ISO 8601:2004 defines a time interval format which can be expressed in various formats, including "c) by a start and a duration" and "d) by a duration and an end".
Going by the Wikipedia article alone, it seems like the examples only provide for start
and end
to be "time points", e.g. 2007-03-01T13:00:00Z/P1Y2M10DT2H30M
would be a time interval of 1 year, 2 months, 10 days, 2 hours and 3 minutes starting on 2007-03-01 13:00 UTC.
Is it possible to represent a time interval which start or ends after some duration? For example, P1Y/P1Y2M10DT2H30M
would be the same duration but "starting" after 1 year.
Such syntax would be useful to model relative time intervals, especially when combined with repeating qualifies.
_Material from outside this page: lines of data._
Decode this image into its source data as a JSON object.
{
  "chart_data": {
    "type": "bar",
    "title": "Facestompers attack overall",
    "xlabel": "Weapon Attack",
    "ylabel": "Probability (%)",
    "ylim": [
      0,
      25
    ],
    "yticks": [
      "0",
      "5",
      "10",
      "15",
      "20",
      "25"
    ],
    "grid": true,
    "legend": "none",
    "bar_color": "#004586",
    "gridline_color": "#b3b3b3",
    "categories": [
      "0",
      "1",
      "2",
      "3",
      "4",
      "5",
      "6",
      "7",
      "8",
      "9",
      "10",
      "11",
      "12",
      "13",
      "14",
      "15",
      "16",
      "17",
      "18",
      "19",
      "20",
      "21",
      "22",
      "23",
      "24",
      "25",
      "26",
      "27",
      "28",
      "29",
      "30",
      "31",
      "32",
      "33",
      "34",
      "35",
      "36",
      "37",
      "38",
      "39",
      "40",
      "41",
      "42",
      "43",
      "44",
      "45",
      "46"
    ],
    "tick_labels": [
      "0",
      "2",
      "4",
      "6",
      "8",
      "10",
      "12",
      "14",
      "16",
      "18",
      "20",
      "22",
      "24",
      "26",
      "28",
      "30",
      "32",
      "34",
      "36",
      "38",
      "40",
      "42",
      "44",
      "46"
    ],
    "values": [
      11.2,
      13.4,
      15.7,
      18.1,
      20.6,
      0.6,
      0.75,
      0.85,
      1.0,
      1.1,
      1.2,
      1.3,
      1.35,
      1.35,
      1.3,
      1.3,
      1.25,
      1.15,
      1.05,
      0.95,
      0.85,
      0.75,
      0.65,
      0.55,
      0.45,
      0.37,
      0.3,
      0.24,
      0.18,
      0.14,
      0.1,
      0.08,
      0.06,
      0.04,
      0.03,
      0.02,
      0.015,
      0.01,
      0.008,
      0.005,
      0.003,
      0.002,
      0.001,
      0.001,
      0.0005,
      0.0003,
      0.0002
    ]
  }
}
For example, a monthly retirement payout could reasonably be expressed as R/P65Y/1M
.
The expression "P1Y/P1Y2M10DT2H30M" is not defined in ISO-8601. This paper mentions following four variants of a "time interval":
a) Start and end are defined as points in time, example => 2019-08-27/2019-08-29
b) Duration without any fixed anchor on the (date)- or timeline, example => P3D
c) Start as point in time and a duration, example => 2019-08-27/P3D
d) A duration and the end as point in time, example => P3D/2019-08-29
So your question "Is it possible to represent a time interval which start or ends after some duration?" can be answered by a clear "No". And honestly said, a double duration expression will confuse most users.